Thermoelectric power has always been one of those fringe fields - bubbling with potential applications but always a few steps away from proper application. But a group of Danish students and flatpack firm Ikea are teaming up to finally bring that tech to the mainstream with by using excess heat to power your smart devices.
Those students, based at the Copenhagen Institute of Technology, have been working with Ikea in a specially-funded lab called Studio10 and their take on thermoelectic power, entitled Heat Harvest, has some exciting commercial potential. Items such as laptops consume around 40 watts of electricity, but the heat that generates is usually lost. Heat Harvest would absorb that heat through a special pad and drive it through a thermoelectic generator.
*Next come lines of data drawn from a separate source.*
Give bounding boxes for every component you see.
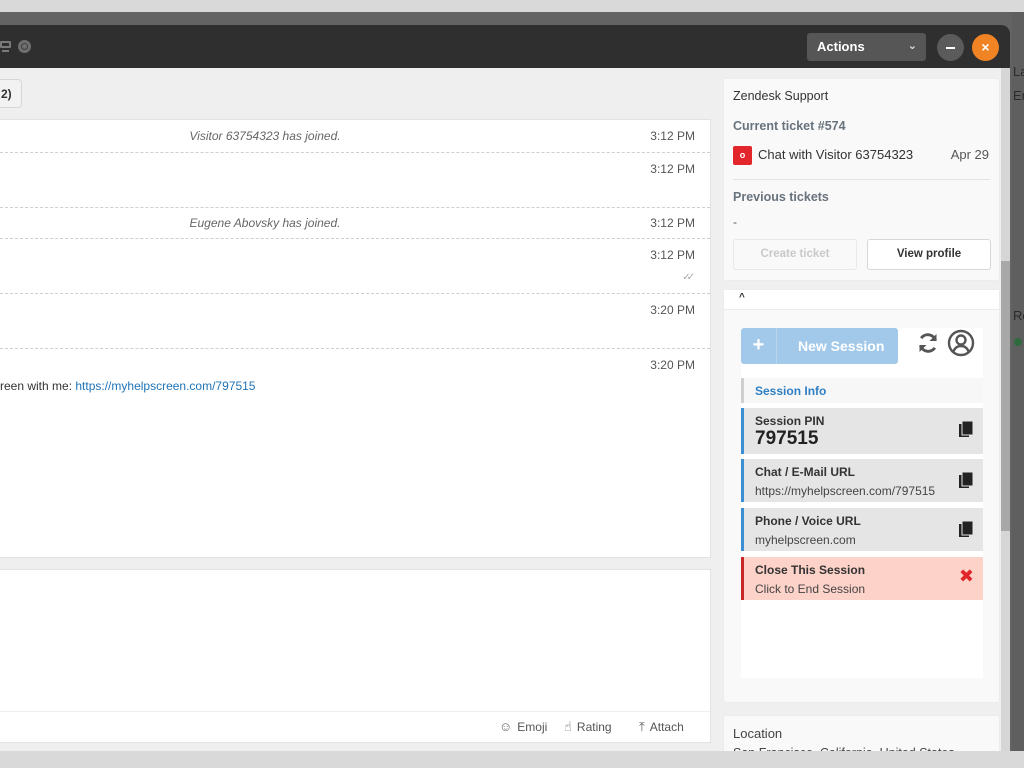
ticket-date: Apr 29 (950, 147, 989, 162)
chat-window: Actions ⌄ × 2) Visitor 63754323 has join… (0, 25, 1010, 751)
bg-peek-text: Re (1013, 308, 1024, 323)
chat-message: 3:12 PM (0, 153, 710, 208)
message-time: 3:12 PM (650, 216, 695, 230)
system-message-text: Visitor 63754323 has joined. (189, 129, 341, 143)
help-icon[interactable] (18, 40, 31, 53)
message-body: reen with me: https://myhelpscreen.com/7… (0, 379, 255, 393)
session-pin-label: Session PIN (755, 414, 825, 428)
zendesk-support-app: Zendesk Support Current ticket #574 o Ch… (723, 78, 1000, 281)
system-message-text: Eugene Abovsky has joined. (189, 216, 341, 230)
copy-icon[interactable] (958, 421, 974, 439)
smiley-icon: ☺ (499, 719, 513, 734)
thumbs-up-icon: ☝ (564, 719, 572, 734)
sidebar: Zendesk Support Current ticket #574 o Ch… (720, 68, 1001, 751)
rating-label: Rating (576, 720, 612, 734)
actions-label: Actions (817, 39, 865, 54)
plus-icon: + (741, 328, 777, 364)
location-app: Location San Francisco, California, Unit… (723, 715, 1000, 751)
composer-toolbar: ☺ Emoji ☝ Rating ⤒ Attach (0, 711, 710, 743)
chat-message: 3:12 PM ✓✓ (0, 239, 710, 294)
close-button[interactable]: × (972, 34, 999, 61)
chevron-up-icon: ^ (739, 292, 745, 303)
ticket-status-badge: o (733, 146, 752, 165)
chat-url-item[interactable]: Chat / E-Mail URL https://myhelpscreen.c… (741, 459, 983, 502)
chat-message: 3:20 PM (0, 294, 710, 349)
view-profile-button[interactable]: View profile (867, 239, 991, 270)
emoji-label: Emoji (517, 720, 548, 734)
close-session-button[interactable]: Close This Session Click to End Session … (741, 557, 983, 600)
bg-peek-text: Err (1013, 88, 1024, 103)
phone-url-item[interactable]: Phone / Voice URL myhelpscreen.com (741, 508, 983, 551)
current-ticket-label: Current ticket #574 (733, 119, 846, 133)
chat-message: Visitor 63754323 has joined. 3:12 PM (0, 120, 710, 153)
chat-url-value: https://myhelpscreen.com/797515 (755, 484, 936, 498)
close-session-label: Close This Session (755, 563, 866, 577)
collapse-toggle[interactable]: ^ (724, 290, 999, 310)
previous-tickets-label: Previous tickets (733, 190, 829, 204)
paperclip-icon: ⤒ (639, 719, 645, 734)
ticket-link[interactable]: Chat with Visitor 63754323 (758, 147, 913, 162)
chat-transcript: Visitor 63754323 has joined. 3:12 PM 3:1… (0, 119, 711, 558)
conversation-tab[interactable]: 2) (0, 79, 22, 108)
create-ticket-button[interactable]: Create ticket (733, 239, 857, 270)
session-pin-value: 797515 (755, 428, 819, 449)
session-panel: + New Session Session Info Session PIN 7… (741, 328, 983, 678)
message-time: 3:12 PM (650, 162, 695, 176)
message-composer: ☺ Emoji ☝ Rating ⤒ Attach (0, 569, 711, 743)
message-input[interactable] (0, 570, 710, 711)
phone-url-value: myhelpscreen.com (755, 533, 856, 547)
message-time: 3:20 PM (650, 303, 695, 317)
close-session-hint: Click to End Session (755, 582, 866, 596)
previous-tickets-value: - (733, 215, 737, 229)
new-session-button[interactable]: + New Session (741, 328, 898, 364)
delivered-check-icon: ✓✓ (682, 272, 695, 283)
divider (733, 179, 990, 180)
chevron-down-icon: ⌄ (907, 40, 917, 52)
chat-message: 3:20 PM reen with me: https://myhelpscre… (0, 349, 710, 409)
attach-label: Attach (649, 720, 684, 734)
bg-peek-text: La (1013, 64, 1024, 79)
monitor-icon[interactable] (0, 40, 12, 52)
helpscreen-app: ^ + New Session Session Info Session PIN… (723, 289, 1000, 703)
location-value: San Francisco, California, United States (733, 746, 955, 751)
actions-dropdown[interactable]: Actions ⌄ (807, 33, 926, 61)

In theory, the tech could essentially power a device by the latent heat of its own operation - but in application, it's a little more complicated. Thermoelectic power has remained on the fringe because finding the right material for the process (one that conducts electricity and heat in the right ratio) remains a mystery for mass-market production. "This is a concept that’s been well-known for 200 years,” comments Sergey Komardenkov, one of the students involved in Heat Harvest. “but recent developments in nanotech make it a more efficient option to harvest energy back from heat.” So you never know, you could be using that grande cinnamon latte to power your phone in the near future. Other flavours of coffee will probably suffice, too.